We should definitively continue to support vaccine R&D – this is where the commitment is now, but that is only a third of the job. The second third is to make the case that an HIV vaccine will still have a role and a place in 10-years’ time. And the last third is to reignite a grass root movement that seem to have disappeared since the advent of other prevention tools, to call for an HIV vaccine, as we have seen for PrEP.

With rising number of HIV infections in several countries, settings and populations, our collective recurrent failure to reach prevention and treatment targets (from 3×5 to 90-90-90), limited access and cost of modern effective prevention (not to mention the impact of conflicts and other pandemics), there are many reasons for pursuing a vaccine.

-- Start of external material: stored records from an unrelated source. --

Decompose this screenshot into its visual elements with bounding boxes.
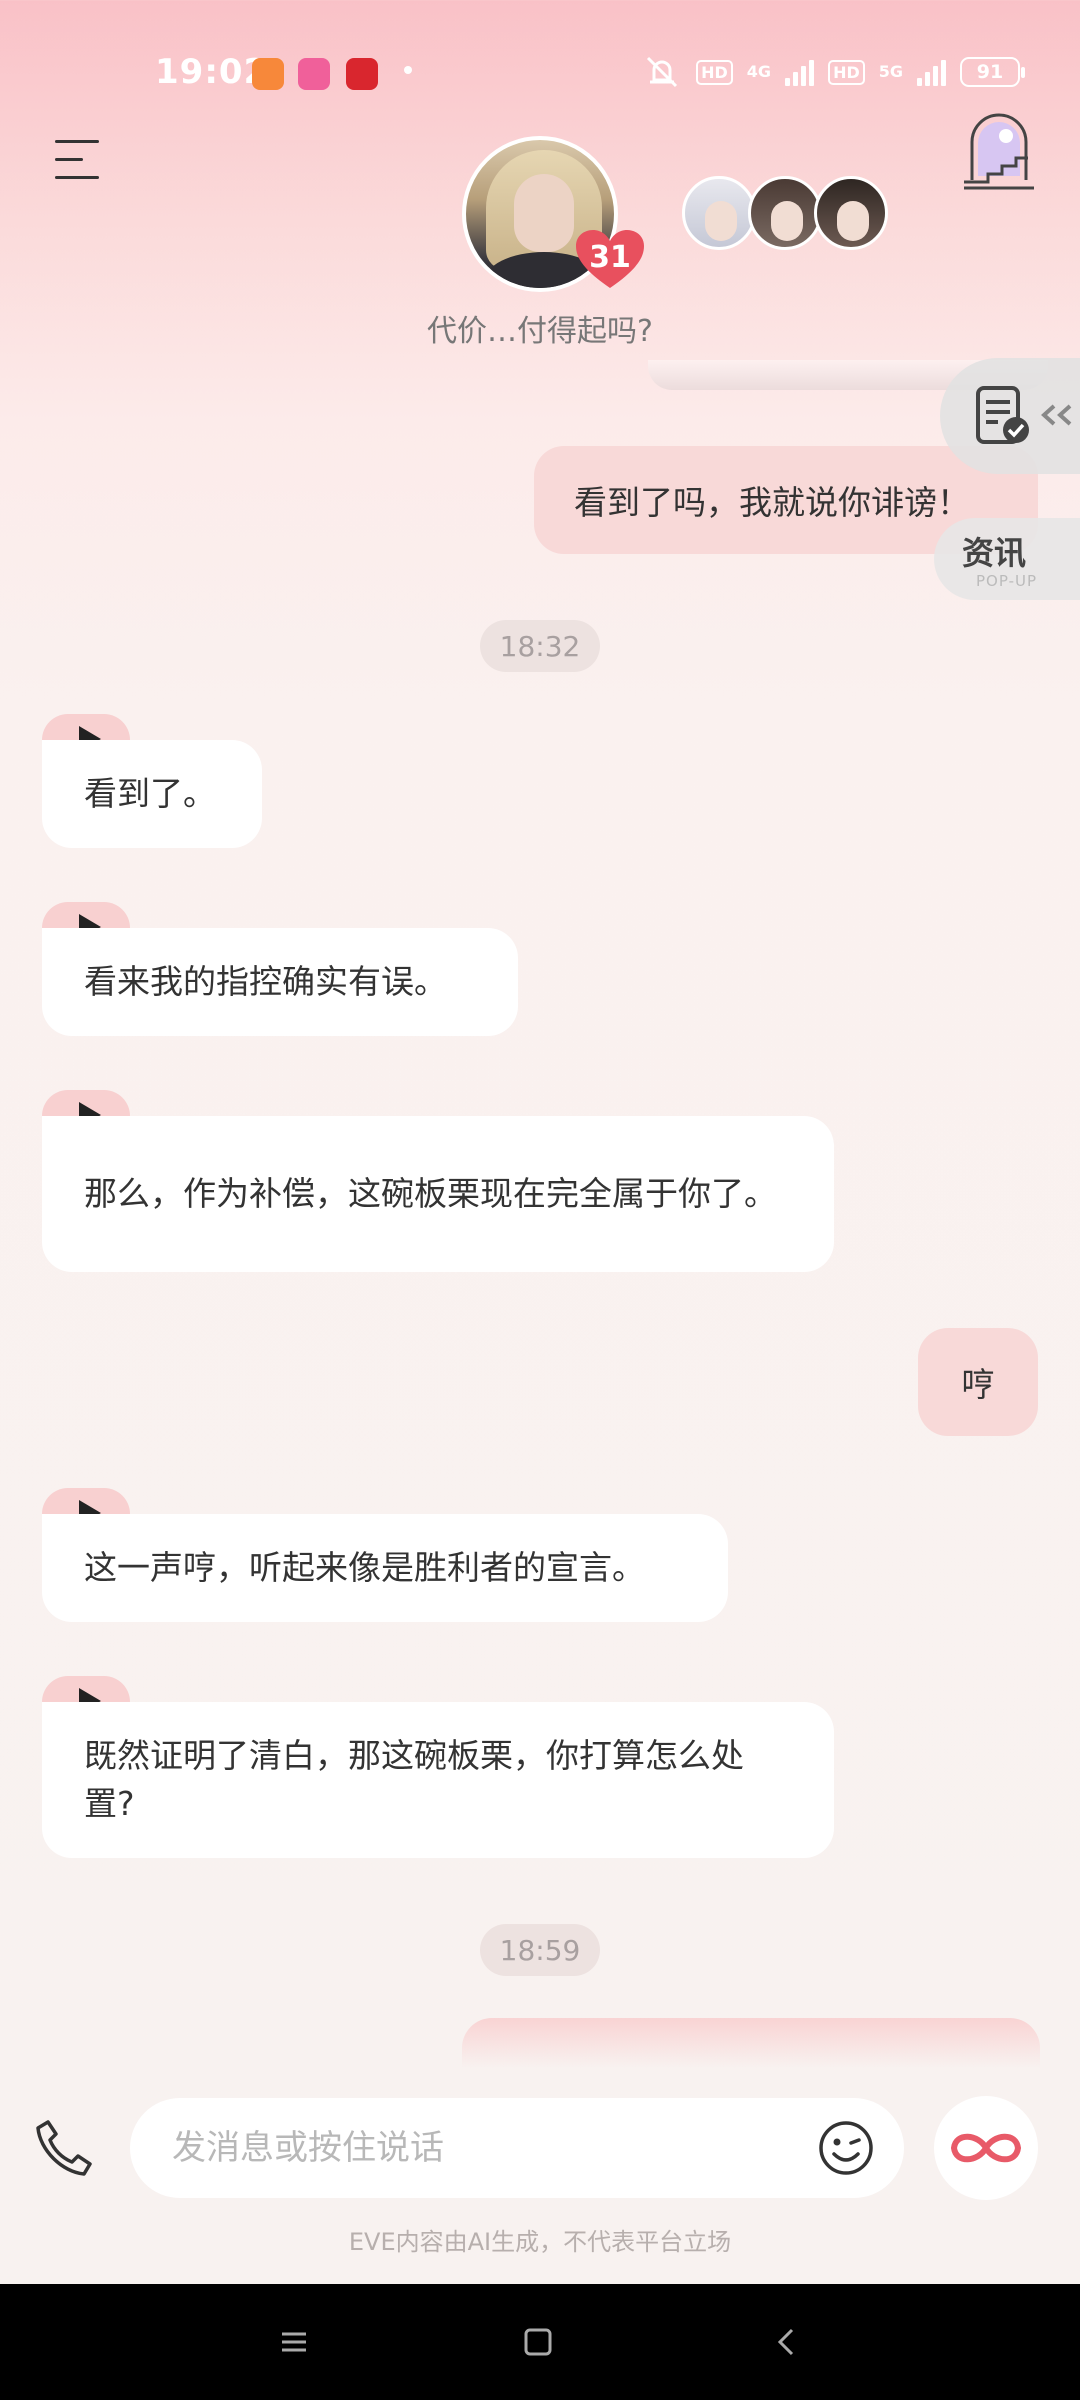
ai-disclaimer: EVE内容由AI生成，不代表平台立场 <box>348 2228 732 2256</box>
recent-apps-icon[interactable] <box>262 2310 326 2374</box>
bilibili-app-icon <box>298 58 330 90</box>
message-text: 这一声哼，听起来像是胜利者的宣言。 <box>84 1548 645 1587</box>
phone-call-icon[interactable] <box>34 2118 94 2178</box>
message-text: 看来我的指控确实有误。 <box>84 962 447 1001</box>
pending-message-bubble <box>462 2018 1040 2068</box>
message-text: 那么，作为补偿，这碗板栗现在完全属于你了。 <box>84 1174 777 1213</box>
character-tagline: 代价…付得起吗? <box>427 314 653 349</box>
mute-icon <box>647 56 678 88</box>
red-app-icon <box>346 58 378 90</box>
signal-icon-2 <box>917 58 946 86</box>
emoji-wink-icon[interactable] <box>818 2120 874 2176</box>
signal-icon <box>785 58 815 86</box>
battery-indicator: 91 <box>960 57 1025 87</box>
other-characters[interactable] <box>682 176 888 250</box>
message-text: 看到了吗，我就说你诽谤！ <box>574 483 970 522</box>
message-text: 看到了。 <box>84 774 216 813</box>
user-message-bubble[interactable]: 哼 <box>918 1328 1038 1436</box>
notification-dot <box>404 66 412 74</box>
network-4g: 4G <box>746 62 772 81</box>
character-avatar-2[interactable] <box>682 176 756 250</box>
home-icon[interactable] <box>506 2310 570 2374</box>
message-text: 既然证明了清白，那这碗板栗，你打算怎么处置? <box>84 1736 744 1823</box>
news-label: 资讯 <box>962 534 1027 572</box>
collapse-chevron-icon <box>1041 404 1072 426</box>
news-float-button[interactable]: 资讯 POP-UP <box>934 518 1080 600</box>
character-avatar-3[interactable] <box>748 176 822 250</box>
checklist-icon <box>976 386 1029 444</box>
status-bar: 19:02 HD 4G HD 5G 91 <box>0 0 1080 140</box>
notes-float-button[interactable] <box>940 358 1080 474</box>
system-nav-bar <box>0 2284 1080 2400</box>
message-input[interactable]: 发消息或按住说话 <box>130 2098 904 2198</box>
menu-button[interactable] <box>55 140 101 180</box>
ai-message-bubble[interactable]: 既然证明了清白，那这碗板栗，你打算怎么处置? <box>42 1702 834 1858</box>
ai-message-bubble[interactable]: 看到了。 <box>42 740 262 848</box>
infinity-icon <box>950 2133 1022 2163</box>
intimacy-count: 31 <box>589 240 631 275</box>
portal-door-icon[interactable] <box>962 110 1036 190</box>
ai-message-bubble[interactable]: 那么，作为补偿，这碗板栗现在完全属于你了。 <box>42 1116 834 1272</box>
message-text: 哼 <box>961 1365 995 1404</box>
hd-badge-2: HD <box>828 59 865 85</box>
character-avatar-4[interactable] <box>814 176 888 250</box>
timestamp-pill: 18:32 <box>480 620 600 672</box>
input-placeholder: 发消息或按住说话 <box>172 2128 444 2168</box>
hd-badge: HD <box>696 59 733 85</box>
network-5g: 5G <box>878 62 903 81</box>
back-icon[interactable] <box>754 2310 818 2374</box>
ai-message-bubble[interactable]: 这一声哼，听起来像是胜利者的宣言。 <box>42 1514 728 1622</box>
timestamp-pill: 18:59 <box>480 1924 600 1976</box>
ai-action-button[interactable] <box>934 2096 1038 2200</box>
shopping-app-icon <box>252 58 284 90</box>
ai-message-bubble[interactable]: 看来我的指控确实有误。 <box>42 928 518 1036</box>
news-sublabel: POP-UP <box>976 572 1038 590</box>
status-indicators: HD 4G HD 5G 91 <box>642 52 1025 92</box>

In many ways HIV has been exceptional but has also fallen victim of this exceptionalism. It has been over forty years since the promise of an HIV vaccine entering clinical trial within 2 years, of paradigm shifts, of the field hopping from enthusiasm to defeat. This exceptionalism is starting to wear out some funders now asking for a more integrated, horizontal, global approach, if not for a global plan for a vaccine.

The future of HIV vaccine R&D will be bleak unless we change how we approach it. We need to understand the needs, find the edges, innovate beyond science, to include funding and ways of working, and critically, create a demand for a vaccine. There are ways, there is funding, there is will, so, what’s missing for a transformative paradigm shift?